What are the requirements to move a Hexagon SF7107? I don't have the original shipping braces. Can I purchase new ones? Does a technician have to over see the move? Or just recalibrate it after it's moved?
If you have a 7.10.7 SF, it's designed to be somewhat mobile. By somewhat, I mean rolling it into another room, across the shop floor, whatever. Basically, if you can push it by hand, you should be fine. If you're trying to move via vehicle, call Hexagon.
Are you certain you don't have the brackets? I don't know the specific design of that model, but I know for certain that on most other moveable machines, particularly the Sheffield Discovery, the installing tech almost always put the shipping brackets in the base. The Discovery brackets weren't all that large, either, mostly strategically spaced blocks a couple inches long.
I think what I would do, if I and a few others decided to move my CMM's ourselves. I would bring a couple cases of beer, buy some Red SOLO cups, so that after we move it, we can at least use the CMM as a beer pong table afterwards, because I believe that would be all it would be good for.
I'm moving it about 100 feet across the shop floor, but it doesn't have wheels. There are some removable panels at the bottom, so I'll check under there for the shipping braces. I wasn't here when it was originally installed.
I've been part of two 7.10.7 moves, and one 10.22.10. One small one moved across the shop via forklift. We had Hexagon in to secure it for the move. The other moved 20 feet across the room (swapped places with the big machine basically). We did that ourselves (the little one and the big one), with heavy machinery rollers. All you need is a bottle jack, the rollers, and some 4x4s.

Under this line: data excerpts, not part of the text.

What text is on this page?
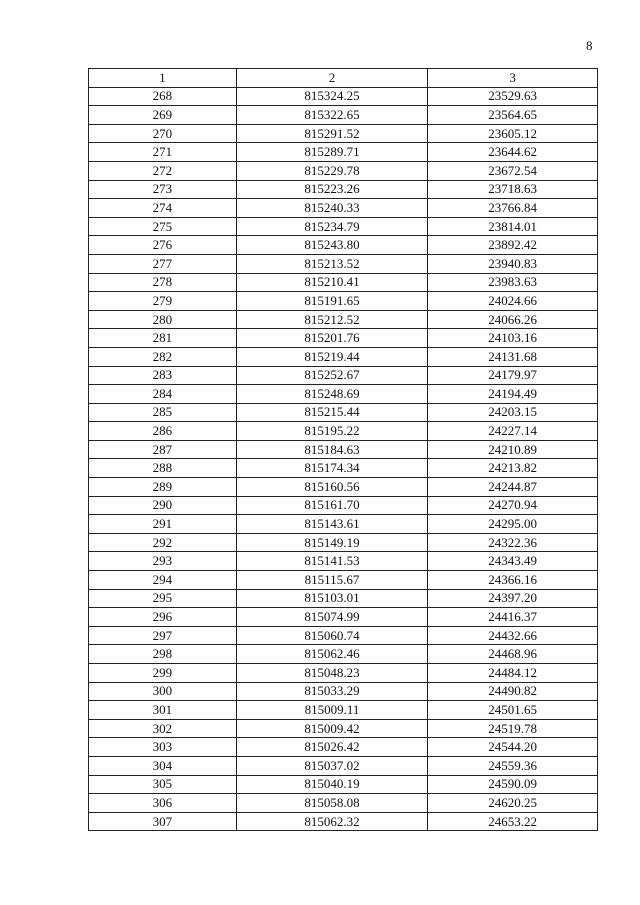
8
1	2	3
268	815324.25	23529.63
269	815322.65	23564.65
270	815291.52	23605.12
271	815289.71	23644.62
272	815229.78	23672.54
273	815223.26	23718.63
274	815240.33	23766.84
275	815234.79	23814.01
276	815243.80	23892.42
277	815213.52	23940.83
278	815210.41	23983.63
279	815191.65	24024.66
280	815212.52	24066.26
281	815201.76	24103.16
282	815219.44	24131.68
283	815252.67	24179.97
284	815248.69	24194.49
285	815215.44	24203.15
286	815195.22	24227.14
287	815184.63	24210.89
288	815174.34	24213.82
289	815160.56	24244.87
290	815161.70	24270.94
291	815143.61	24295.00
292	815149.19	24322.36
293	815141.53	24343.49
294	815115.67	24366.16
295	815103.01	24397.20
296	815074.99	24416.37
297	815060.74	24432.66
298	815062.46	24468.96
299	815048.23	24484.12
300	815033.29	24490.82
301	815009.11	24501.65
302	815009.42	24519.78
303	815026.42	24544.20
304	815037.02	24559.36
305	815040.19	24590.09
306	815058.08	24620.25
307	815062.32	24653.22
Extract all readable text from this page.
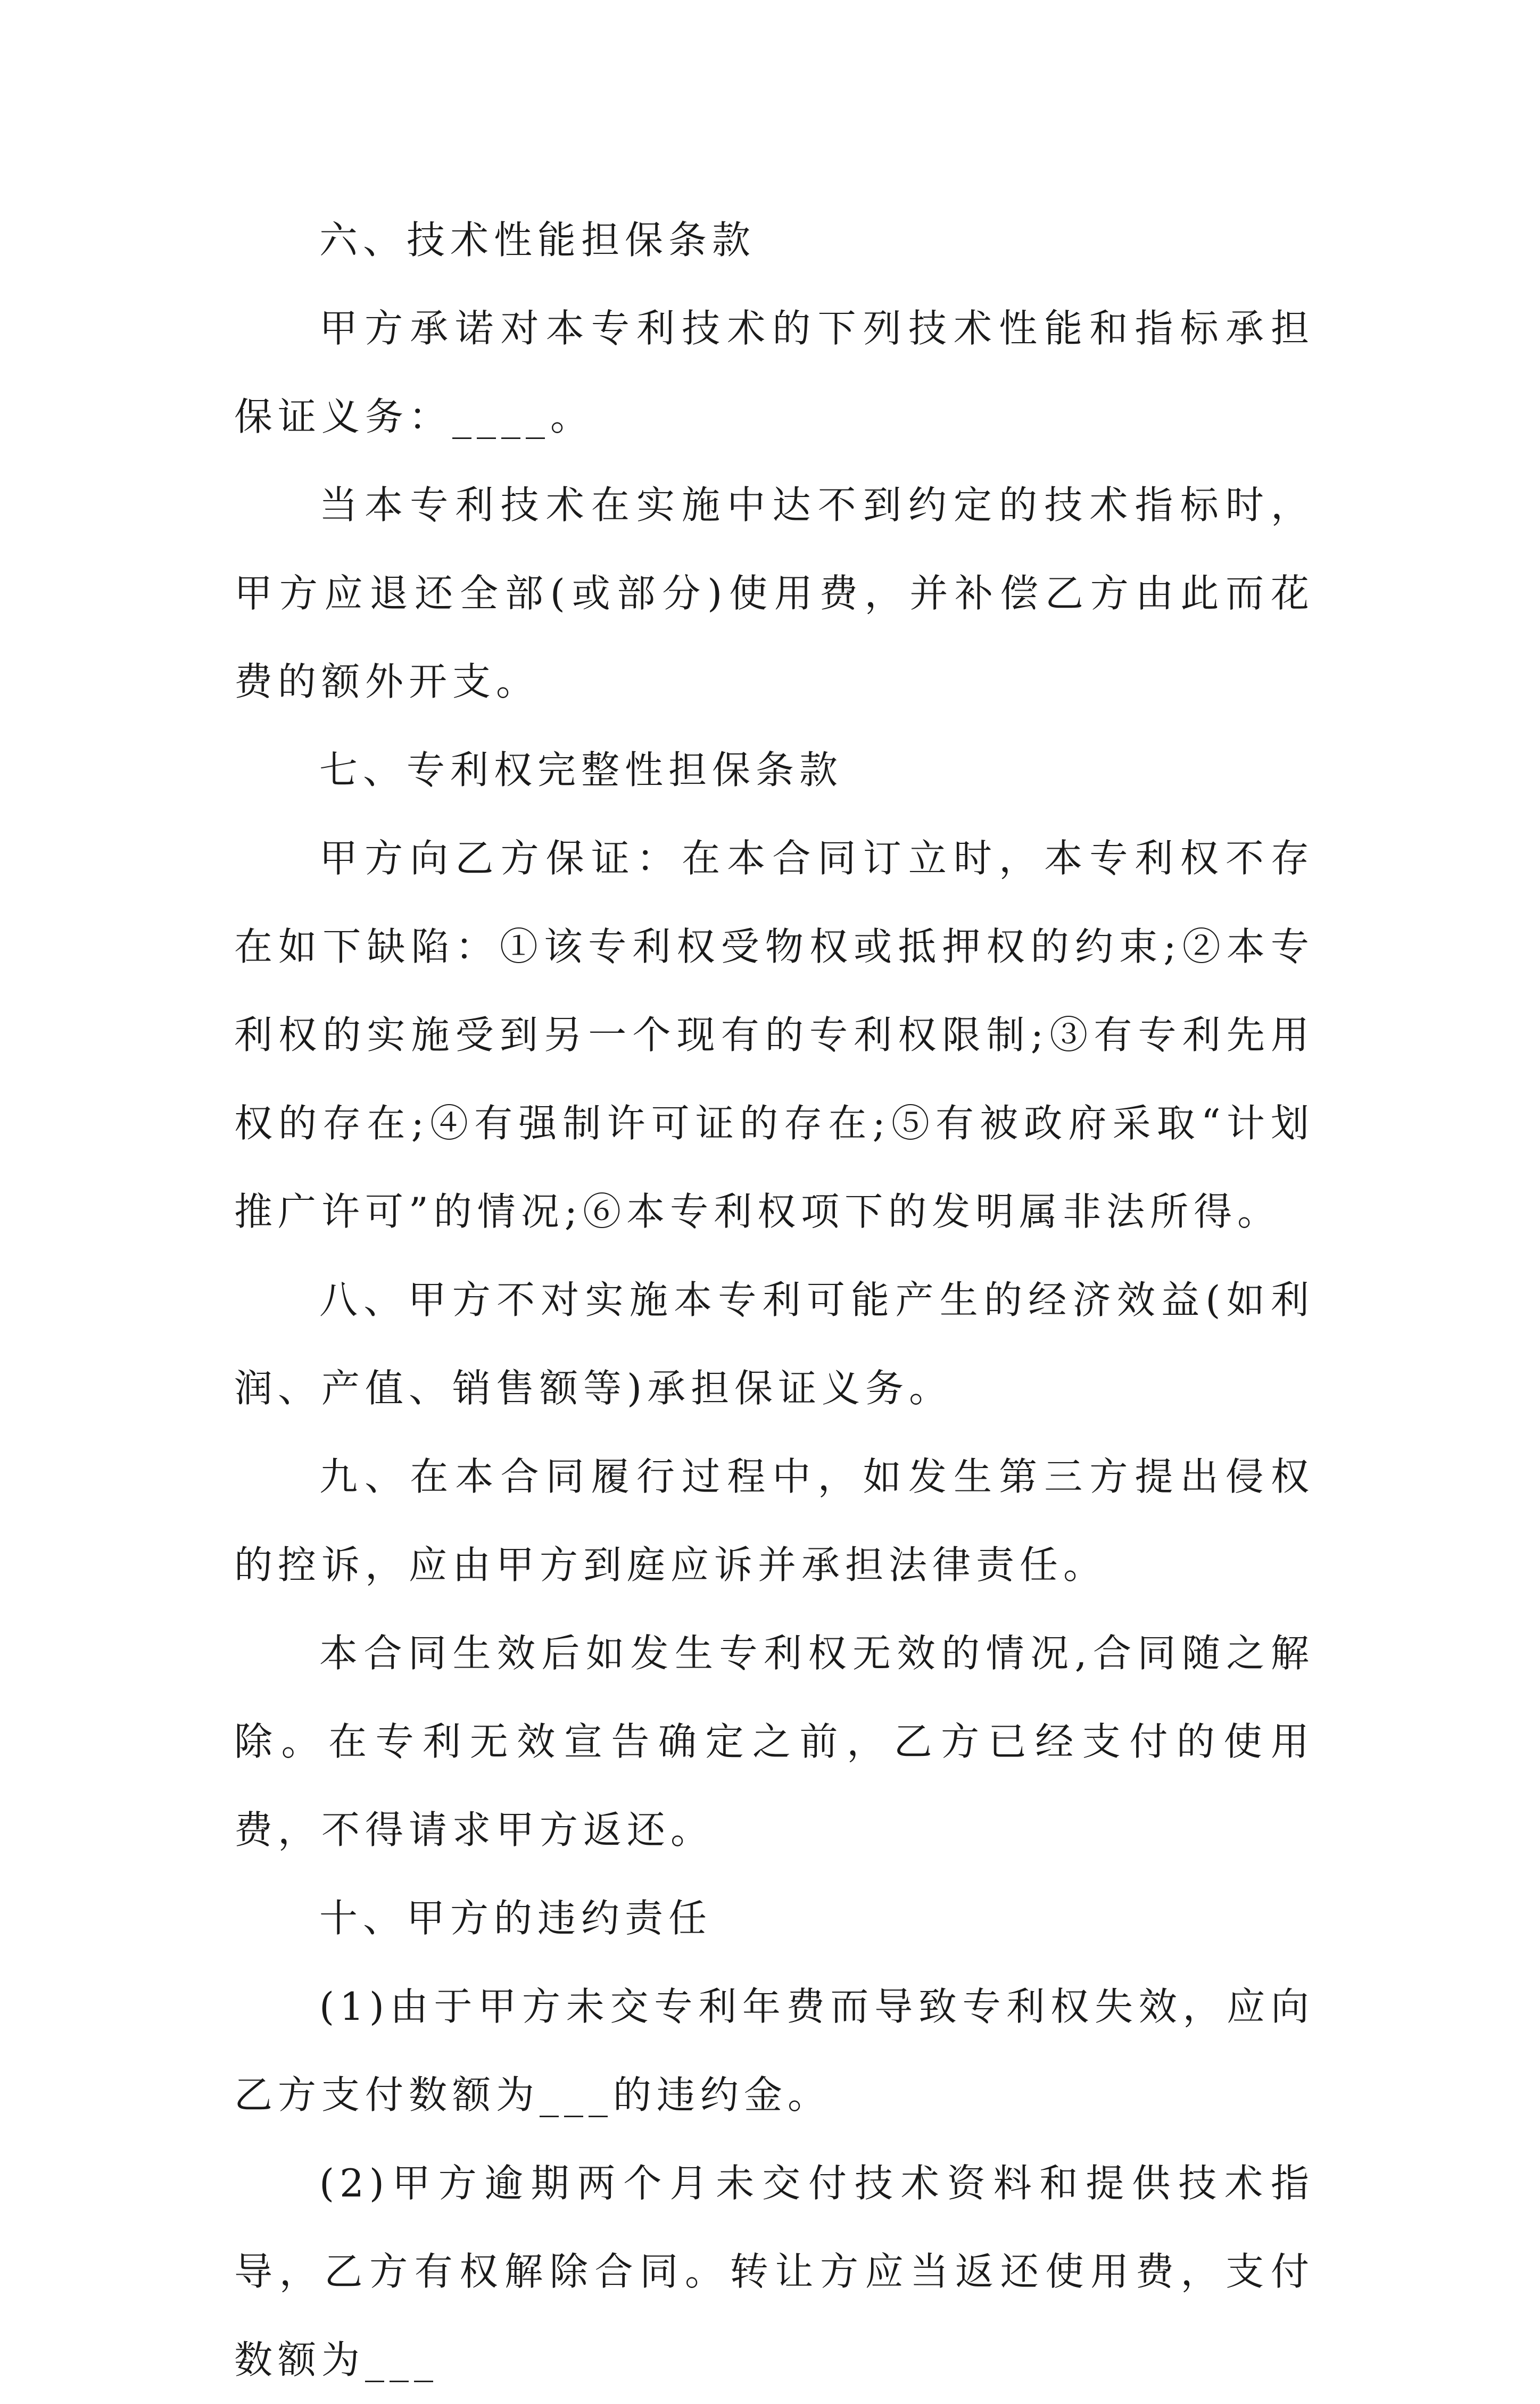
六、技术性能担保条款

甲方承诺对本专利技术的下列技术性能和指标承担保证义务：____。

当本专利技术在实施中达不到约定的技术指标时，甲方应退还全部(或部分)使用费，并补偿乙方由此而花费的额外开支。

七、专利权完整性担保条款

甲方向乙方保证：在本合同订立时，本专利权不存在如下缺陷：①该专利权受物权或抵押权的约束;②本专利权的实施受到另一个现有的专利权限制;③有专利先用权的存在;④有强制许可证的存在;⑤有被政府采取“计划推广许可”的情况;⑥本专利权项下的发明属非法所得。

八、甲方不对实施本专利可能产生的经济效益(如利润、产值、销售额等)承担保证义务。

九、在本合同履行过程中，如发生第三方提出侵权的控诉，应由甲方到庭应诉并承担法律责任。

本合同生效后如发生专利权无效的情况,合同随之解除。在专利无效宣告确定之前，乙方已经支付的使用费，不得请求甲方返还。

十、甲方的违约责任

(1)由于甲方未交专利年费而导致专利权失效，应向乙方支付数额为___的违约金。

(2)甲方逾期两个月未交付技术资料和提供技术指导，乙方有权解除合同。转让方应当返还使用费，支付数额为___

Any big moves that require lifting with a forklift and moving across potentially uneven terrain should certainly be done with locking brackets and by professionals.
Any move, period, should be immediately followed by calibration. (By immediately I mean after giving the machine time to settle and before using it to measure parts, not the second it's in place...)
I somewhat agree with you, Random, but still wouldn't encourage this, even if it has wheels. One person understands what you wrote and would be careful. Problem is that one person won't move that machine alone. While people moving it would say "its got wheels" or "we're just moving it 50 feet" kinda lies in the best catch phrase ever "Hold my beer, and watch this!!"
I've moved Discoveries, 8s, 12s, and 28s, more times than I care to recall, they're tanks. Don't know much about the SFs, the "replacements", as evidenced that I didn't know the D-28 equivalent OP has doesn't have wheels, but am pretty comfortable that if they say they can be rolled, they can be rolled.